Identities of the future run on iden3


Decentralized identity: a natural check on government and corporate power

Posted by Sacha Saint-Leger on August 29, 2019

Identity is a uniquely human concept. It is that ineffable “I” of self-consciousness, something that is understood worldwide by every person living in every culture. As René Descartes said, Cogito ergo sum — I think, therefore I am.

-Christopher Allen, The Path to Self-Sovereign Identity

What constitutes your identity? What makes you who you are? What is it about you that distinguishes you from others? Philosophers have argued over these questions since the beginning of civilization. Suffice to say there are no simple answers. Identity is a difficult concept to pin down.

Nevertheless, we don’t need a precise definition to see that there are problems with how modern society thinks about identity.

In the words of Christopher Allen:

Today, nations and corporations conflate driver’s licenses, social security cards, and other state-issued credentials with identity; this is problematic because it suggests a person can lose his very identity if a state revokes his credentials or even if he just crosses state borders. I think, but I am not.

Our existing systems are failing us

In recent times, identities have been verified by credentials such as a passport or social network account issued by a central authority (usually a state or corporation).

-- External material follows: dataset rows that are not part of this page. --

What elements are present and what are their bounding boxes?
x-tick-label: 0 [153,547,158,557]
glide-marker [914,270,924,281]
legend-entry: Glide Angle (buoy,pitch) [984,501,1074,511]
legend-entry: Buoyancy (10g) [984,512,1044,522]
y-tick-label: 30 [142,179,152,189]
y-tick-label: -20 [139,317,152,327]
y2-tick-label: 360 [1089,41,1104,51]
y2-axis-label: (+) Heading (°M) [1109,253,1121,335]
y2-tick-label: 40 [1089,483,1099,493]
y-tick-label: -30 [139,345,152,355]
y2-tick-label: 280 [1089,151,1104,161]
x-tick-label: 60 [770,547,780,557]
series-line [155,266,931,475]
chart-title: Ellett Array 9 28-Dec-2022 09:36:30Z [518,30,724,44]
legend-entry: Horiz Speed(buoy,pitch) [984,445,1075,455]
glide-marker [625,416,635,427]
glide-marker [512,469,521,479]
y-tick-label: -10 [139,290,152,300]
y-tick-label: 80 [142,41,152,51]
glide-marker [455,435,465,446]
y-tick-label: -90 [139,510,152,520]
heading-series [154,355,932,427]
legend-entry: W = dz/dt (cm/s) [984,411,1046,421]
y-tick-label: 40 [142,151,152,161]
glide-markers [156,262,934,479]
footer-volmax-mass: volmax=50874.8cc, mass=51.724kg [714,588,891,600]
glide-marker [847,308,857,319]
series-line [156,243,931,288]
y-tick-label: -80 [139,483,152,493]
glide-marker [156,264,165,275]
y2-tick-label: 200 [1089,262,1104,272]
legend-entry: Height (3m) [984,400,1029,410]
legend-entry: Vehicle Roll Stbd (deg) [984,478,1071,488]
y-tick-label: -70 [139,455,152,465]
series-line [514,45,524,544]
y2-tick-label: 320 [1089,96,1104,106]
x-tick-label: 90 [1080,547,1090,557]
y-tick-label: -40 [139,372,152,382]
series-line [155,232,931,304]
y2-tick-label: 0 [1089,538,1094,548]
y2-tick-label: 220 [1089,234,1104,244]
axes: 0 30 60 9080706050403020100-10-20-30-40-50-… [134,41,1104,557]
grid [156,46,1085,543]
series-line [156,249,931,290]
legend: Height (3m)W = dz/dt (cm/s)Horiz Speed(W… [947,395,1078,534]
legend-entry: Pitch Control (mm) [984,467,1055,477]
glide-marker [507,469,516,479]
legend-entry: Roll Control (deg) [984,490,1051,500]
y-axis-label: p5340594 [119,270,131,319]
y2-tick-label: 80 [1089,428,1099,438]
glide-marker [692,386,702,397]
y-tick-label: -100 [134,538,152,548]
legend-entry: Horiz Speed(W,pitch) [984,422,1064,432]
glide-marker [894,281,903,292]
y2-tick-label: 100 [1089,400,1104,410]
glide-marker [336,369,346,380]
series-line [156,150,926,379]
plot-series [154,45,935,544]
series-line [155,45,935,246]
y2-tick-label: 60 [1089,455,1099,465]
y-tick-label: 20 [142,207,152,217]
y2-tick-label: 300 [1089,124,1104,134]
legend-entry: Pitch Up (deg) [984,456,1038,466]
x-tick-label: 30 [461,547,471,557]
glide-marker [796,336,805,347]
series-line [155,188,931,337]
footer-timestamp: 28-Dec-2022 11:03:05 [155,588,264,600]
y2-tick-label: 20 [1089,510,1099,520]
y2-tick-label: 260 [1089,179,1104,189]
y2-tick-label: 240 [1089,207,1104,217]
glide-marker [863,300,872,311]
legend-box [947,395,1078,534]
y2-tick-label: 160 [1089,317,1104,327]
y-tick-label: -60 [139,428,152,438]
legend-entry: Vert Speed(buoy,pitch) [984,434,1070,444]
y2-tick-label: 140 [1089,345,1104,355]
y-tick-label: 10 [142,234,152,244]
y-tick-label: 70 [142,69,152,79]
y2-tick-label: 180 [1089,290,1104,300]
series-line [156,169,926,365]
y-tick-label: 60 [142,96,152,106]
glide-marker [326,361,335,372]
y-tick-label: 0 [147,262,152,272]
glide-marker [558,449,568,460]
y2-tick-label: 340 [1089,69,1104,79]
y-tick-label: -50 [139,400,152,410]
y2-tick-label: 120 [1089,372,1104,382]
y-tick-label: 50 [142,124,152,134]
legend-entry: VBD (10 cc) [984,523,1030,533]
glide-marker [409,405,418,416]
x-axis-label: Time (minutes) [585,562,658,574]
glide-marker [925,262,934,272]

However, as noted in Verifying Identity as a Social Intersection, such identity systems have several interrelated flaws:

  1. They are insecure. Crucial data such as an ID number constantly has to be given out. This is enough to impersonate an individual. On top of this, since all data is stored in a single repository managed by the state or a corporation, it becomes particularly vulnerable to hacking or internal corruption.

  2. They narrow you down to one thing (in system or out, criminal or not, a credit score, etc.). The central database has little use for more information than this. This limits the functionality of the system and results in great injustices (for example convicted individuals find it hard to re-enter society as this is the only information about themselves they can reliably convey).

  3. They are artificial, in the sense that the information stored about you usually bears little relation to what you or your friends think of as your identity.

To quote directly from the paper:

Recently, new identity paradigms have tried to get around some of these elements. One approach, adopted by “big data” platforms like Facebook and Google, is to overcome thinness [narrowness] by storing enormous amounts of detailed information about each individual. we might call this “panoptic identity”. However, such solutions have greatly exacerbated the other two problems, as they require extremely artificial compromises to intimacy through the global sharing of data with platforms that would not otherwise store it, creating exceptional potential security risks.

Getting closer to Descartes

It’s clear we’re at an inflection point with respect to how the digital world interacts with the physical world.

The legacy systems of the physical world have not kept up with the digital world’s rising importance to it. As both worlds continue merging, this will have to change.

This gives us an opportunity to create systems — from the ground up — that bridge the two. Systems that operate with a different conception of identity.

If we design them well, they will allow us to redefine how modern society thinks about identity. Perhaps getting us closer to that ineffable “I” of self-consciousness.

Decentralization is the key

The key is decentralization.

There are no longer any good reasons why identity systems should be controlled by a few gatekeepers.

Decentralized identity systems running on top of public blockchains give you the power to create, own and control your identity, while retaining your right to privacy.

They allow you to prove things about yourself without revealing any surplus information.

Concretely, they allow you to do things like:

  • Prove you are eligible to vote, without revealing who you are.
  • Pay your taxes, without revealing how much you earn.
  • Prove to someone that you are a member of a political party, while preventing that someone from sharing that proof with others.

In other words, decentralized identity systems give you back control over your identity and information, without leakage.

These systems make it impossible for governments and corporations to access and share information about you without your consent.

Why we need this vision now

Given the rising political polarization and the increasing amount of information — about us — collected, shared, and cross-correlated by governments and corporations, there’s a real risk our information will be used against us in ways we cannot imagine.

If history has taught us anything, it’s that power belongs to those who control the information.

Right now that power belongs to the gatekeepers of our identities: governments and corporations.

In an increasingly uncertain world, there’s a real risk that general fear, discontent and polarization will result in that power being abused.

In such a world, a check on government and corporate power that goes beyond formal legal protections is essential.

By putting the control of information back in our hands, decentralized identity systems provide a natural technological check on the ability of governments and corporations to abuse their power.